Retailers Continue To Feel Brunt Of E-Tail, Changing Shopping Habits
J.Crew Group is moving forward with plans to close about 20 J.Crew and factory stores in 2019, adding to the net closure of 34 stores last year. There is a J. Crew store at the Shops of Nanuet but the company will not specify which store are being shuttered.
“We will continue to opportunistically rationalize our J.Crew and factory store fleet,” said CFO Vincent Zanna on an earnings call last week. The company is focused on fueling growth at its more successful Madewell brand (which it is considering spinning off into a separate publicly-traded company, it said last month) and in the first quarter of the year, it opened 10 Madewell stores and one J. Crew store. The retailer shuttered its Soho location in December 2017 after more than 20 years in the space.
Abercrombie is far from alone in its decision to downsize: More than 7,150 store closures have been announced by U.S. retailers so far in 2019, according to retail advisory Coresight Research. That’s more than the 5,524 closures announced in all of 2018, and the year isn’t even halfway through.
Hollister’s massive four-story flagship has been an icon of Manhattan’s Soho neighborhood since it opened in 2009, but this summer it will close its doors as part of parent company Abercrombie & Fitch’s efforts to improve its profitability.
The closure — which is planned for the second quarter of fiscal 2019 — will be followed by two others: an A&F flagship in Milan, Italy by the end of the year, and another in Fukuoka, Japan in fiscal 2020. Factoring in recently shuttered flagships in Hong Kong and Copenhagen, the company said it will have reduced its physical footprint by over 140,000 square feet — expensive real estate that it said had below average productivity.

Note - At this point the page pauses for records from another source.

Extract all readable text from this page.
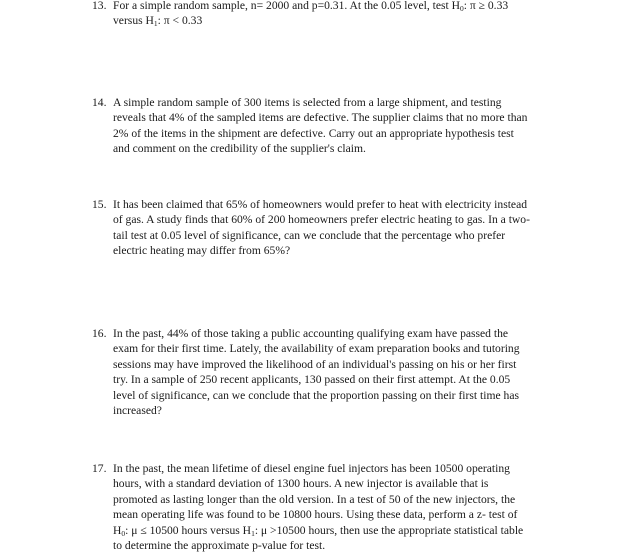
13. For a simple random sample, n= 2000 and p=0.31. At the 0.05 level, test $H_0$: π ≥ 0.33

versus $H_1$: π < 0.33

14. A simple random sample of 300 items is selected from a large shipment, and testing

reveals that 4% of the sampled items are defective. The supplier claims that no more than

2% of the items in the shipment are defective. Carry out an appropriate hypothesis test

and comment on the credibility of the supplier's claim.

15. It has been claimed that 65% of homeowners would prefer to heat with electricity instead

of gas. A study finds that 60% of 200 homeowners prefer electric heating to gas. In a two-

tail test at 0.05 level of significance, can we conclude that the percentage who prefer

electric heating may differ from 65%?

16. In the past, 44% of those taking a public accounting qualifying exam have passed the

exam for their first time. Lately, the availability of exam preparation books and tutoring

sessions may have improved the likelihood of an individual's passing on his or her first

try. In a sample of 250 recent applicants, 130 passed on their first attempt. At the 0.05

level of significance, can we conclude that the proportion passing on their first time has

increased?

17. In the past, the mean lifetime of diesel engine fuel injectors has been 10500 operating

hours, with a standard deviation of 1300 hours. A new injector is available that is

promoted as lasting longer than the old version. In a test of 50 of the new injectors, the

mean operating life was found to be 10800 hours. Using these data, perform a z- test of

$H_0$: μ ≤ 10500 hours versus $H_1$: μ >10500 hours, then use the appropriate statistical table

to determine the approximate p-value for test.
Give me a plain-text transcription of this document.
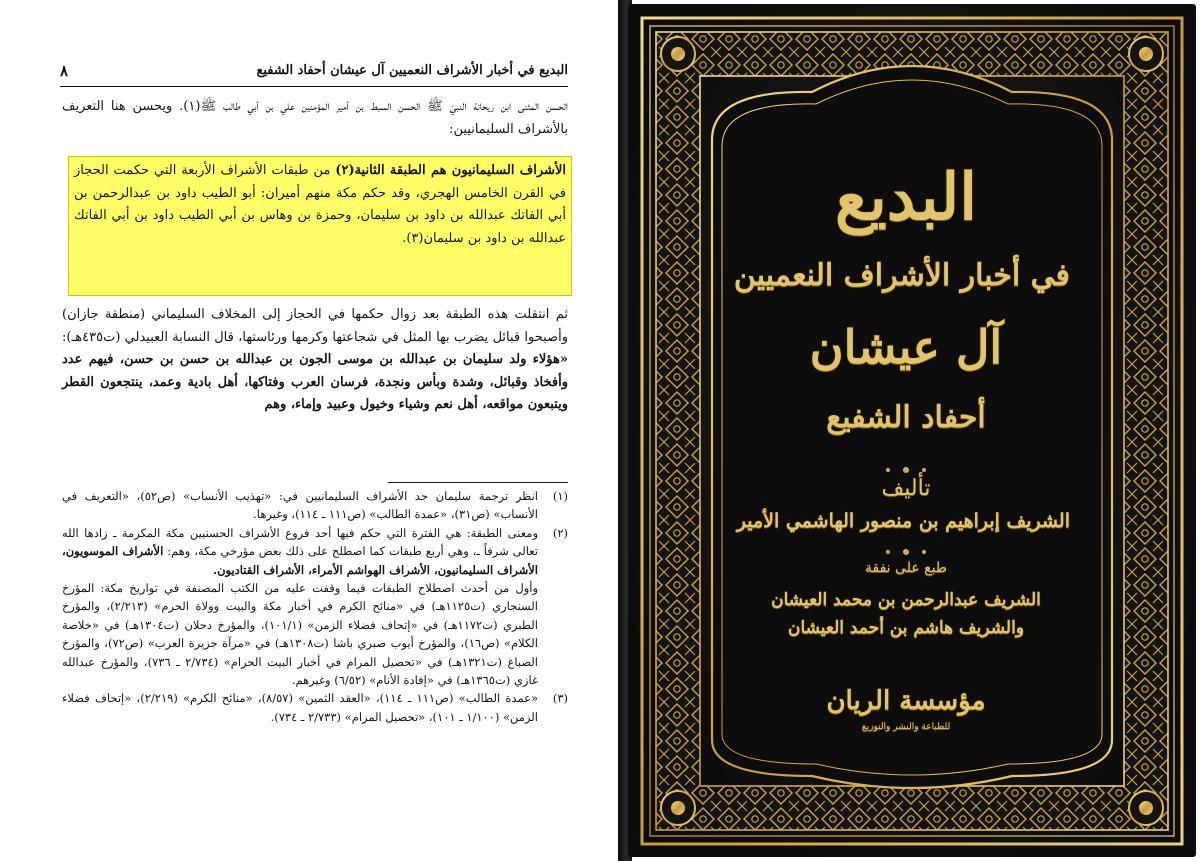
٨	البديع في أخبار الأشراف النعميين آل عيشان أحفاد الشفيع
الحسن المثنى ابن ريحانة النبيّ ﷺ الحسن السبط بن أمير المؤمنين علي بن أبي طالب ﷺ(١). ويحسن هنا التعريف بالأشراف السليمانيين:
الأشراف السليمانيون هم الطبقة الثانية(٢) من طبقات الأشراف الأربعة التي حكمت الحجاز في القرن الخامس الهجري، وقد حكم مكة منهم أميران: أبو الطيب داود بن عبدالرحمن بن أبي الفاتك عبدالله بن داود بن سليمان، وحمزة بن وهاس بن أبي الطيب داود بن أبي الفاتك عبدالله بن داود بن سليمان(٣).
ثم انتقلت هذه الطبقة بعد زوال حكمها في الحجاز إلى المخلاف السليماني (منطقة جازان) وأصبحوا قبائل يضرب بها المثل في شجاعتها وكرمها ورئاستها، قال النسابة العبيدلي (ت٤٣٥هـ): «هؤلاء ولد سليمان بن عبدالله بن موسى الجون بن عبدالله بن حسن بن حسن، فيهم عدد وأفخاذ وقبائل، وشدة وبأس ونجدة، فرسان العرب وفتاكها، أهل بادية وعمد، ينتجعون القطر ويتبعون مواقعه، أهل نعم وشياء وخيول وعبيد وإماء، وهم
(١)
انظر ترجمة سليمان جد الأشراف السليمانيين في: «تهذيب الأنساب» (ص٥٢)، «التعريف في الأنساب» (ص٣١)، «عمدة الطالب» (ص١١١ ـ ١١٤)، وغيرها.
(٢)
ومعنى الطبقة: هي الفترة التي حكم فيها أحد فروع الأشراف الحسنيين مكة المكرمة ـ زادها الله تعالى شرفاً ـ، وهي أربع طبقات كما اصطلح على ذلك بعض مؤرخي مكة، وهم: الأشراف الموسويون، الأشراف السليمانيون، الأشراف الهواشم الأمراء، الأشراف القتاديون.
وأول من أحدث اصطلاح الطبقات فيما وقفت عليه من الكتب المصنفة في تواريخ مكة: المؤرخ السنجاري (ت١١٢٥هـ) في «منائح الكرم في أخبار مكة والبيت وولاة الحرم» (٢/٢١٣)، والمؤرخ الطبري (ت١١٧٢هـ) في «إتحاف فضلاء الزمن» (١٠١/١)، والمؤرخ دحلان (ت١٣٠٤هـ) في «خلاصة الكلام» (ص١٦)، والمؤرخ أيوب صبري باشا (ت١٣٠٨هـ) في «مرآة جزيرة العرب» (ص٧٢)، والمؤرخ الصباغ (ت١٣٢١هـ) في «تحصيل المرام في أخبار البيت الحرام» (٢/٧٣٤ ـ ٧٣٦)، والمؤرخ عبدالله غازي (ت١٣٦٥هـ) في «إفادة الأنام» (٦/٥٢) وغيرهم.
(٣)
«عمدة الطالب» (ص١١١ ـ ١١٤)، «العقد الثمين» (٨/٥٧)، «منائح الكرم» (٢/٢١٩)، «إتحاف فضلاء الزمن» (١/١٠٠ ـ ١٠١)، «تحصيل المرام» (٢/٧٣٣ ـ ٧٣٤).
البديع
في أخبار الأشراف النعميين
آل عيشان
أحفاد الشفيع
تأليف
الشريف إبراهيم بن منصور الهاشمي الأمير
طبع على نفقة
الشريف عبدالرحمن بن محمد العيشان
والشريف هاشم بن أحمد العيشان
مؤسسة الريان
للطباعة والنشر والتوزيع
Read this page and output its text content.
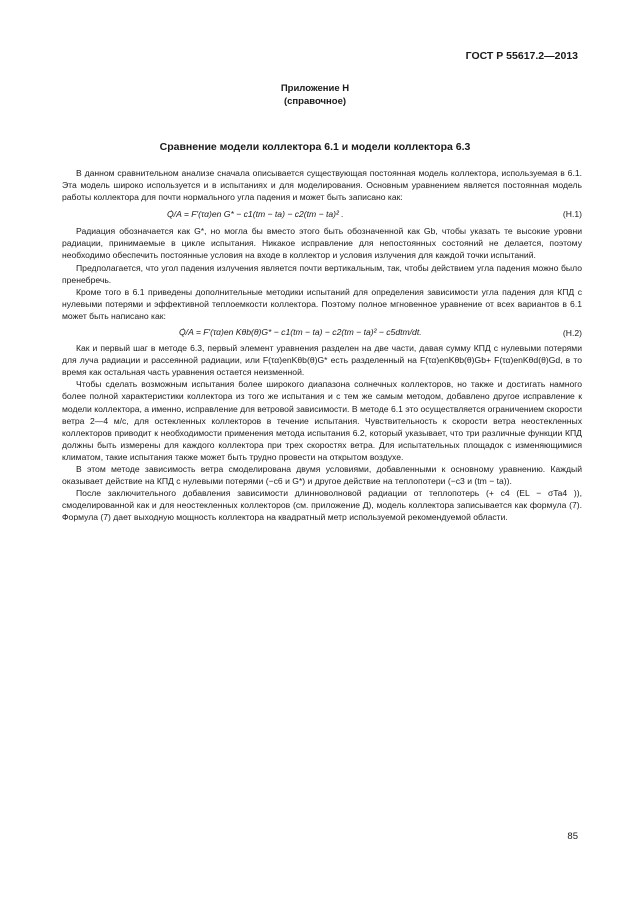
ГОСТ Р 55617.2—2013
Приложение Н
(справочное)
Сравнение модели коллектора 6.1 и модели коллектора 6.3

В данном сравнительном анализе сначала описывается существующая постоянная модель коллектора, используемая в 6.1. Эта модель широко используется и в испытаниях и для моделирования. Основным уравнением является постоянная модель работы коллектора для почти нормального угла падения и может быть записано как:

Q̇/A = F′(τα)en G* − c1(tm − ta) − c2(tm − ta)² .	(H.1)

Радиация обозначается как G*, но могла бы вместо этого быть обозначенной как Gb, чтобы указать те высокие уровни радиации, принимаемые в цикле испытания. Никакое исправление для непостоянных состояний не делается, поэтому необходимо обеспечить постоянные условия на входе в коллектор и условия излучения для каждой точки испытаний.

Предполагается, что угол падения излучения является почти вертикальным, так, чтобы действием угла падения можно было пренебречь.

Кроме того в 6.1 приведены дополнительные методики испытаний для определения зависимости угла падения для КПД с нулевыми потерями и эффективной теплоемкости коллектора. Поэтому полное мгновенное уравнение от всех вариантов в 6.1 может быть написано как:

Q̇/A = F′(τα)en Kθb(θ)G* − c1(tm − ta) − c2(tm − ta)² − c5dtm/dt.	(H.2)

Как и первый шаг в методе 6.3, первый элемент уравнения разделен на две части, давая сумму КПД с нулевыми потерями для луча радиации и рассеянной радиации, или F(τα)enKθb(θ)G* есть разделенный на F(τα)enKθb(θ)Gb+ F(τα)enKθd(θ)Gd, в то время как остальная часть уравнения остается неизменной.

Чтобы сделать возможным испытания более широкого диапазона солнечных коллекторов, но также и достигать намного более полной характеристики коллектора из того же испытания и с тем же самым методом, добавлено другое исправление к модели коллектора, а именно, исправление для ветровой зависимости. В методе 6.1 это осуществляется ограничением скорости ветра 2—4 м/с, для остекленных коллекторов в течение испытания. Чувствительность к скорости ветра неостекленных коллекторов приводит к необходимости применения метода испытания 6.2, который указывает, что три различные функции КПД должны быть измерены для каждого коллектора при трех скоростях ветра. Для испытательных площадок с изменяющимися климатом, такие испытания также может быть трудно провести на открытом воздухе.

В этом методе зависимость ветра смоделирована двумя условиями, добавленными к основному уравнению. Каждый оказывает действие на КПД с нулевыми потерями (−c6 и G*) и другое действие на теплопотери (−c3 и (tm − ta)).

После заключительного добавления зависимости длинноволновой радиации от теплопотерь (+ c4 (EL − σTa4 )), смоделированной как и для неостекленных коллекторов (см. приложение Д), модель коллектора записывается как формула (7). Формула (7) дает выходную мощность коллектора на квадратный метр используемой рекомендуемой области.

85
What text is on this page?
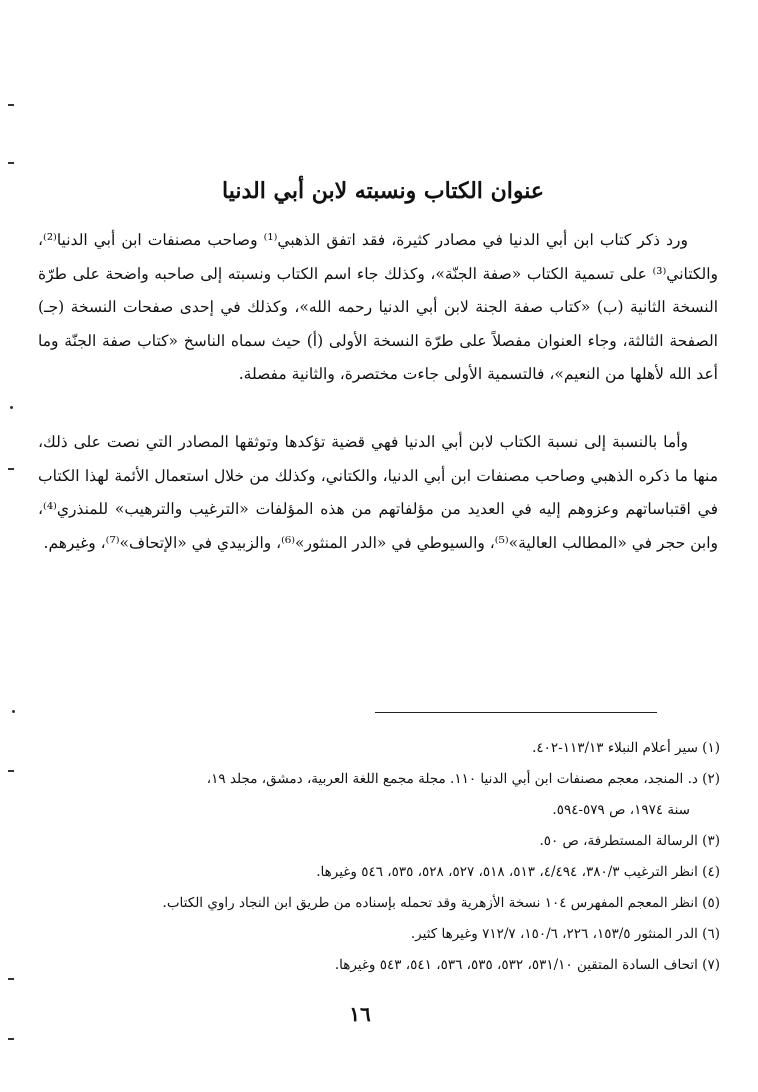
عنوان الكتاب ونسبته لابن أبي الدنيا

ورد ذكر كتاب ابن أبي الدنيا في مصادر كثيرة، فقد اتفق الذهبي⁽¹⁾ وصاحب مصنفات ابن أبي الدنيا⁽²⁾، والكتاني⁽³⁾ على تسمية الكتاب «صفة الجنّة»، وكذلك جاء اسم الكتاب ونسبته إلى صاحبه واضحة على طرّة النسخة الثانية (ب) «كتاب صفة الجنة لابن أبي الدنيا رحمه الله»، وكذلك في إحدى صفحات النسخة (جـ) الصفحة الثالثة، وجاء العنوان مفصلاً على طرّة النسخة الأولى (أ) حيث سماه الناسخ «كتاب صفة الجنّة وما أعد الله لأهلها من النعيم»، فالتسمية الأولى جاءت مختصرة، والثانية مفصلة.

وأما بالنسبة إلى نسبة الكتاب لابن أبي الدنيا فهي قضية تؤكدها وتوثقها المصادر التي نصت على ذلك، منها ما ذكره الذهبي وصاحب مصنفات ابن أبي الدنيا، والكتاني، وكذلك من خلال استعمال الأئمة لهذا الكتاب في اقتباساتهم وعزوهم إليه في العديد من مؤلفاتهم من هذه المؤلفات «الترغيب والترهيب» للمنذري⁽⁴⁾، وابن حجر في «المطالب العالية»⁽⁵⁾، والسيوطي في «الدر المنثور»⁽⁶⁾، والزبيدي في «الإتحاف»⁽⁷⁾، وغيرهم.

(١) سير أعلام النبلاء ١١٣/١٣-٤٠٢.

(٢) د. المنجد، معجم مصنفات ابن أبي الدنيا ١١٠. مجلة مجمع اللغة العربية، دمشق، مجلد ١٩،

سنة ١٩٧٤، ص ٥٧٩-٥٩٤.

(٣) الرسالة المستطرفة، ص ٥٠.

(٤) انظر الترغيب ٣٨٠/٣، ٤/٤٩٤، ٥١٣، ٥١٨، ٥٢٧، ٥٢٨، ٥٣٥، ٥٤٦ وغيرها.

(٥) انظر المعجم المفهرس ١٠٤ نسخة الأزهرية وقد تحمله بإسناده من طريق ابن النجاد راوي الكتاب.

(٦) الدر المنثور ١٥٣/٥، ٢٢٦، ١٥٠/٦، ٧١٢/٧ وغيرها كثير.

(٧) اتحاف السادة المتقين ٥٣١/١٠، ٥٣٢، ٥٣٥، ٥٣٦، ٥٤١، ٥٤٣ وغيرها.

١٦
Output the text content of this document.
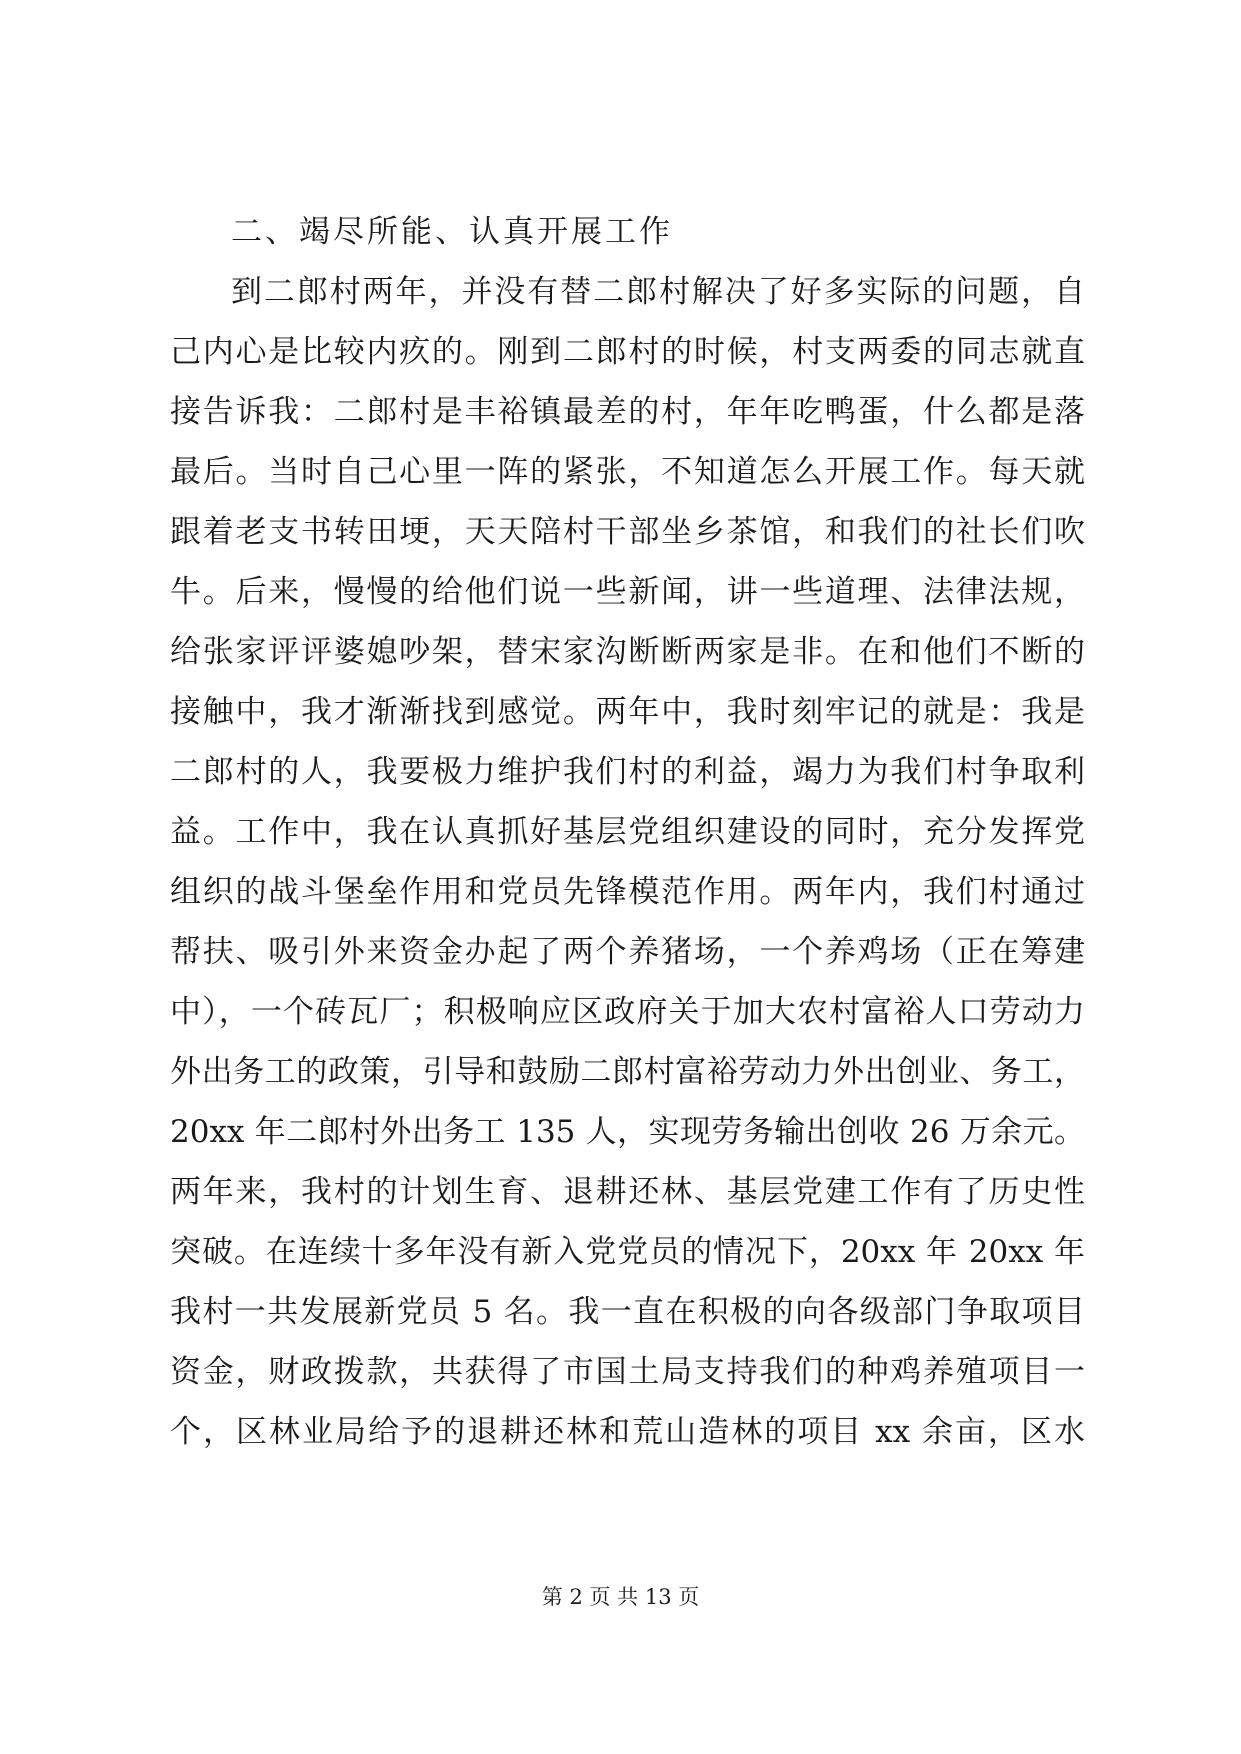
二、竭尽所能、认真开展工作
到二郎村两年，并没有替二郎村解决了好多实际的问题，自
己内心是比较内疚的。刚到二郎村的时候，村支两委的同志就直
接告诉我：二郎村是丰裕镇最差的村，年年吃鸭蛋，什么都是落
最后。当时自己心里一阵的紧张，不知道怎么开展工作。每天就
跟着老支书转田埂，天天陪村干部坐乡茶馆，和我们的社长们吹
牛。后来，慢慢的给他们说一些新闻，讲一些道理、法律法规，
给张家评评婆媳吵架，替宋家沟断断两家是非。在和他们不断的
接触中，我才渐渐找到感觉。两年中，我时刻牢记的就是：我是
二郎村的人，我要极力维护我们村的利益，竭力为我们村争取利
益。工作中，我在认真抓好基层党组织建设的同时，充分发挥党
组织的战斗堡垒作用和党员先锋模范作用。两年内，我们村通过
帮扶、吸引外来资金办起了两个养猪场，一个养鸡场（正在筹建
中），一个砖瓦厂；积极响应区政府关于加大农村富裕人口劳动力
外出务工的政策，引导和鼓励二郎村富裕劳动力外出创业、务工，
20xx 年二郎村外出务工 135 人，实现劳务输出创收 26 万余元。
两年来，我村的计划生育、退耕还林、基层党建工作有了历史性
突破。在连续十多年没有新入党党员的情况下，20xx 年 20xx 年
我村一共发展新党员 5 名。我一直在积极的向各级部门争取项目
资金，财政拨款，共获得了市国土局支持我们的种鸡养殖项目一
个，区林业局给予的退耕还林和荒山造林的项目 xx 余亩，区水
第 2 页 共 13 页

“Flagship business is a drag on top line and bottom line,” said CFO Scott Lipesky on a conference call Wednesday, adding that investors should expect further closure announcements in the future. “Given the delicate nature of exit negotiations, we are not prepared to discuss details of potential future closures at this time.”
CEO Fran Horowitz said the company plans to transition to “smaller, more omnichannel spaces” that are better integrated with the retailer’s digital offerings as part of its efforts to improve margins. “Looking ahead, we do expect additional closures through a combination of natural lease expirations, the exercise of pickup clauses and negotiation with our landlords,” she said.